Boil plenty of water in a large pot or saucepan for the asparagus and the pasta. Cut off around 2cm from the base of the asparagus, then peel the asparagus but leave the tips intact. Cut the asparagus spears into fifths. Boil the asparagus for 7 - 10 minutes, or until done (see Tip).

Tip: the cooking time depends on how thick the asparagus is. Check it and boil for more or less time as needed.

Boil the asparagus
2

Finely chop the fresh herbs and grate the Parmigiano Reggiano in the meantime. Take the asparagus out of the pan when finished and set aside. Reserve 100ml per person of the cooking liquid and set aside, then add a pinch of salt to the pan and bring it back up to the boil for the tagliatelle.

Make the roux
3

Melt the butter in a deep frying pan over medium-high heat (see Tip). Whisk in the flour, then add a third of the reserved cooking liquid and whisk to combine. 

Tip: this technique is known as making a roux.

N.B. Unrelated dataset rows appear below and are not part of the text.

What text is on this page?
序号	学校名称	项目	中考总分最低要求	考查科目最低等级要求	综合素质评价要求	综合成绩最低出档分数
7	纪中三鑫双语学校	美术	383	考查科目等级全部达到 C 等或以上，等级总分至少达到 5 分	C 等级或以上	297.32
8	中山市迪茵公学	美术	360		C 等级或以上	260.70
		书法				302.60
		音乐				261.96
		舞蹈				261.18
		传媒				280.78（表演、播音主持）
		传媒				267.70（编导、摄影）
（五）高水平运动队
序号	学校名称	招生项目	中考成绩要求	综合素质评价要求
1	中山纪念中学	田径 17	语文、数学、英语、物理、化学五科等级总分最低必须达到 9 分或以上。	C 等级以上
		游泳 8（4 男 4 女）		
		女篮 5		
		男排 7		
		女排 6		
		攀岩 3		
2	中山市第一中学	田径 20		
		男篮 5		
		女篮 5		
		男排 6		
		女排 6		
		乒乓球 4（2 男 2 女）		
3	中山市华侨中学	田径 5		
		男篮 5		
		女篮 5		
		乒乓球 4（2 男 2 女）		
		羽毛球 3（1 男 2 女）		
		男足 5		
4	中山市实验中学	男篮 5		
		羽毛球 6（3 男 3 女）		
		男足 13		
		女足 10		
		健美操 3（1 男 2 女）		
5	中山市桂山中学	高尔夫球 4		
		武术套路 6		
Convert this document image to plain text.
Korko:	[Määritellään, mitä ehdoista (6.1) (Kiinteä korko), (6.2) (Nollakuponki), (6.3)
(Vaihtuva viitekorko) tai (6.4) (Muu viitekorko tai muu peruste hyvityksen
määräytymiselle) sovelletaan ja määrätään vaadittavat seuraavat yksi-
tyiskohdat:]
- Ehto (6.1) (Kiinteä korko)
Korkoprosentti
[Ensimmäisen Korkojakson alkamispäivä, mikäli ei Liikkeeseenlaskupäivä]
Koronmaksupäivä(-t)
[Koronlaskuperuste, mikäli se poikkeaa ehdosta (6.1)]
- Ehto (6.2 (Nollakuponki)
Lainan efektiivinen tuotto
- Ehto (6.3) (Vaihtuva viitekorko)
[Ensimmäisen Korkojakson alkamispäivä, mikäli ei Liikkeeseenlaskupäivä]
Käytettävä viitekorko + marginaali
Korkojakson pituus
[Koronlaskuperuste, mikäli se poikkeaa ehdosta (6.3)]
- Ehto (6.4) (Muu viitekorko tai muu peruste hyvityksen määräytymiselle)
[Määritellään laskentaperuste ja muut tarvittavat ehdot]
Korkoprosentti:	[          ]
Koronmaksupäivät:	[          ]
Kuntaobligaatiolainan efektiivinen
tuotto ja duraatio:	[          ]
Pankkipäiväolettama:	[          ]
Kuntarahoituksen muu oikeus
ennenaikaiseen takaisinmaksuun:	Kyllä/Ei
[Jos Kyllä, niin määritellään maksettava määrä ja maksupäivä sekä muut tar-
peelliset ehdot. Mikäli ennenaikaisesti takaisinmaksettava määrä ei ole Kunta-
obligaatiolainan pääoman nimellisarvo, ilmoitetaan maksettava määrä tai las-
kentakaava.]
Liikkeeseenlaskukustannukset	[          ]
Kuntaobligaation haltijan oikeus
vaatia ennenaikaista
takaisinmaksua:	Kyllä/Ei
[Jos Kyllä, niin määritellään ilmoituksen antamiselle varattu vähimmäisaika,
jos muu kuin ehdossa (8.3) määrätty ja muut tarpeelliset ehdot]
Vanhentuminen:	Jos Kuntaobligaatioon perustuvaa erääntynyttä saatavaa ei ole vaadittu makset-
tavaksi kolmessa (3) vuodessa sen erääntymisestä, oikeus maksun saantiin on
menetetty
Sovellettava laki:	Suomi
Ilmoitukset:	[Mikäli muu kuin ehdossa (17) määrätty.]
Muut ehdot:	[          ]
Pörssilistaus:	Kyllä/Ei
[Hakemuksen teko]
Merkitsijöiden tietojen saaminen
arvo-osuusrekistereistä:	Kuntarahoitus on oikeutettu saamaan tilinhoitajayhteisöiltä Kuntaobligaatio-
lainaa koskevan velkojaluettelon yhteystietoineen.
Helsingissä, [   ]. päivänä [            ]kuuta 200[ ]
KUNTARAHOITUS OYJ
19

For this, it's important that the quantities are precise; 1 tbsp butter is 15g and 1 tbsp flour is 20g.

Make the sauce
4

Repeat twice more with the rest of the cooking liquid so as to make a smooth sauce. Bring to the boil and allow to reduce for 1 - 2 minutes. Turn off the heat, then stir in the cream cheese, the asparagus and half of the Parmigiano Reggiano. Taste and season with salt and pepper as needed.

Fry the bacon lardons
5

In the meantime, boil the tagliatelle for 4 - 6 minutes. Reserve some of the pasta water, then drain and transfer to the sauce. Mix well to combine, adding some of the pasta water as necessary if the sauce is too thick. Meanwhile, heat a clean frying pan over medium-high heat and fry the bacon lardons for 3 - 4 minutes until done.

Serve
6

Serve the creamy tagliatelle on plates and top with the bacon lardons. Garnish with the fresh herbs and the rest of the Parmigiano Reggiano.